C’est de la culture australienne que l’envie de créer un produit multi-usages vient à l’idée des deux jeunes femmes. Dans ce continent océanique, il est coutume de foncer surfer à Bondi Beach lors des pauses déjeuner, puis de réenfiler ses vêtements sur son maillot pour continuer sa journée de travail.
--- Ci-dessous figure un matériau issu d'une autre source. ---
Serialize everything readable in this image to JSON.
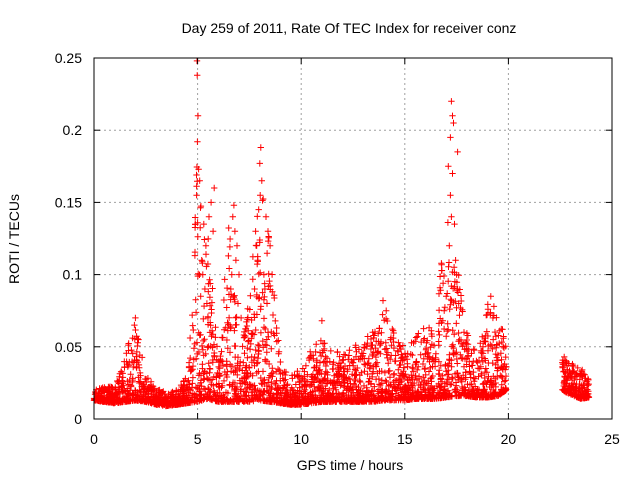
{
  "chart_data": {
    "type": "scatter",
    "title": "Day 259 of 2011, Rate Of TEC Index for receiver conz",
    "xlabel": "GPS time / hours",
    "ylabel": "ROTI / TECUs",
    "xlim": [
      0,
      25
    ],
    "ylim": [
      0,
      0.25
    ],
    "xticks": [
      "0",
      "5",
      "10",
      "15",
      "20",
      "25"
    ],
    "yticks": [
      "0",
      "0.05",
      "0.1",
      "0.15",
      "0.2",
      "0.25"
    ],
    "grid": true,
    "marker": "+",
    "colors": {
      "series": "#ff0000"
    },
    "envelope": [
      [
        0.0,
        0.013,
        0.021
      ],
      [
        0.5,
        0.012,
        0.022
      ],
      [
        1.0,
        0.011,
        0.023
      ],
      [
        1.5,
        0.012,
        0.045
      ],
      [
        2.0,
        0.013,
        0.066
      ],
      [
        2.5,
        0.012,
        0.03
      ],
      [
        3.0,
        0.01,
        0.022
      ],
      [
        3.5,
        0.009,
        0.018
      ],
      [
        4.0,
        0.01,
        0.02
      ],
      [
        4.5,
        0.011,
        0.03
      ],
      [
        5.0,
        0.012,
        0.19
      ],
      [
        5.5,
        0.014,
        0.13
      ],
      [
        6.0,
        0.012,
        0.05
      ],
      [
        6.5,
        0.012,
        0.14
      ],
      [
        7.0,
        0.012,
        0.05
      ],
      [
        7.5,
        0.012,
        0.09
      ],
      [
        8.0,
        0.013,
        0.17
      ],
      [
        8.5,
        0.012,
        0.12
      ],
      [
        9.0,
        0.011,
        0.04
      ],
      [
        9.5,
        0.01,
        0.03
      ],
      [
        10.0,
        0.01,
        0.035
      ],
      [
        10.5,
        0.011,
        0.05
      ],
      [
        11.0,
        0.012,
        0.06
      ],
      [
        11.5,
        0.012,
        0.05
      ],
      [
        12.0,
        0.012,
        0.045
      ],
      [
        12.5,
        0.012,
        0.05
      ],
      [
        13.0,
        0.012,
        0.055
      ],
      [
        13.5,
        0.012,
        0.065
      ],
      [
        14.0,
        0.013,
        0.075
      ],
      [
        14.5,
        0.013,
        0.06
      ],
      [
        15.0,
        0.013,
        0.05
      ],
      [
        15.5,
        0.014,
        0.06
      ],
      [
        16.0,
        0.014,
        0.065
      ],
      [
        16.5,
        0.014,
        0.07
      ],
      [
        17.0,
        0.015,
        0.15
      ],
      [
        17.5,
        0.016,
        0.11
      ],
      [
        18.0,
        0.016,
        0.06
      ],
      [
        18.5,
        0.015,
        0.05
      ],
      [
        19.0,
        0.015,
        0.08
      ],
      [
        19.5,
        0.016,
        0.07
      ],
      [
        19.9,
        0.02,
        0.06
      ],
      [
        22.6,
        0.02,
        0.05
      ],
      [
        23.0,
        0.017,
        0.04
      ],
      [
        23.5,
        0.014,
        0.035
      ],
      [
        23.9,
        0.015,
        0.03
      ]
    ],
    "peaks": [
      [
        4.97,
        0.248
      ],
      [
        4.98,
        0.238
      ],
      [
        5.02,
        0.21
      ],
      [
        4.99,
        0.192
      ],
      [
        5.05,
        0.173
      ],
      [
        5.1,
        0.165
      ],
      [
        4.95,
        0.155
      ],
      [
        5.3,
        0.135
      ],
      [
        5.4,
        0.12
      ],
      [
        5.8,
        0.16
      ],
      [
        5.65,
        0.15
      ],
      [
        5.55,
        0.14
      ],
      [
        5.75,
        0.13
      ],
      [
        5.2,
        0.11
      ],
      [
        5.25,
        0.1
      ],
      [
        5.35,
        0.09
      ],
      [
        5.45,
        0.08
      ],
      [
        5.5,
        0.07
      ],
      [
        5.6,
        0.06
      ],
      [
        5.15,
        0.085
      ],
      [
        6.75,
        0.148
      ],
      [
        6.7,
        0.14
      ],
      [
        6.8,
        0.13
      ],
      [
        6.9,
        0.12
      ],
      [
        6.85,
        0.11
      ],
      [
        6.65,
        0.1
      ],
      [
        6.6,
        0.09
      ],
      [
        7.0,
        0.1
      ],
      [
        6.95,
        0.08
      ],
      [
        7.1,
        0.07
      ],
      [
        8.05,
        0.188
      ],
      [
        8.0,
        0.177
      ],
      [
        8.1,
        0.165
      ],
      [
        8.02,
        0.155
      ],
      [
        7.95,
        0.145
      ],
      [
        8.3,
        0.14
      ],
      [
        8.4,
        0.13
      ],
      [
        8.5,
        0.12
      ],
      [
        7.8,
        0.13
      ],
      [
        7.85,
        0.12
      ],
      [
        7.9,
        0.11
      ],
      [
        8.2,
        0.1
      ],
      [
        8.25,
        0.09
      ],
      [
        8.35,
        0.08
      ],
      [
        7.75,
        0.09
      ],
      [
        17.25,
        0.22
      ],
      [
        17.3,
        0.21
      ],
      [
        17.35,
        0.205
      ],
      [
        17.2,
        0.195
      ],
      [
        17.55,
        0.185
      ],
      [
        17.3,
        0.17
      ],
      [
        17.1,
        0.175
      ],
      [
        17.2,
        0.155
      ],
      [
        17.25,
        0.14
      ],
      [
        17.4,
        0.135
      ],
      [
        17.15,
        0.12
      ],
      [
        17.45,
        0.11
      ],
      [
        17.5,
        0.1
      ],
      [
        17.55,
        0.09
      ],
      [
        17.6,
        0.08
      ],
      [
        17.0,
        0.085
      ],
      [
        16.9,
        0.075
      ],
      [
        19.15,
        0.085
      ],
      [
        19.3,
        0.078
      ],
      [
        19.25,
        0.07
      ],
      [
        13.95,
        0.082
      ],
      [
        14.1,
        0.075
      ],
      [
        11.0,
        0.068
      ],
      [
        2.0,
        0.07
      ],
      [
        1.95,
        0.065
      ]
    ]
  }
}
Dans un contexte plus belge, pourquoi ne pas créer un ensemble qui pourrait tout autant se porter l’hiver en guise de sous-vêtements, que l’été en guise de maillot de bain ? Le tout serait produit en Italie, à base de polyester recyclé, idéal pour une vie entre terre et eau. Un toucher confortable qui donne une impression de seconde peau et une invitation à l’aventure : telles sont les promesses de cette nouvelle marque très inspirante et prometteuse

La polyvalence, une force voire une nécessité

© Tereo Intimates

© Tereo Intimates

Aujourd’hui, lancer une marque éthique est un vrai challenge dans une société ou l’hyperconsommation est encouragée. Personne n’ignore qu’une production respectueuse de l’humain et de la planète, à base de matières recyclées, impose avec un certain coût. Or, comment proposer cela au consommateur, à l’heure ou la crise se fait durement sentir ? Selon moi, le multivalence est ici une vraie force. L’utilisation du produit est multipliée, sa saisonnalité presque supprimée. Le prix investi peut donc être rentabilisé rapidement, surtout si l’on calcule le fameux “coût d’utilisation”. Pour rappel : il faut diviser le prix du vêtement par le nombre de fois qu’on le met. On obtient alors le prix qu’il nous coûte réellement lorsque l’on le porte.

En proposant un ensemble de sous-vêtements pour toute l’année, qui lors d’une aventure estivale peuvent rapidement devenir un maillot de bain et nous permettre, pourquoi pas, de sauter spontanément dans un lac, de joindre un cours de yoga ou tout simplement se dorer la pilule, Tereo Intimates s’impose comme marque véritablement novatrice et intelligente.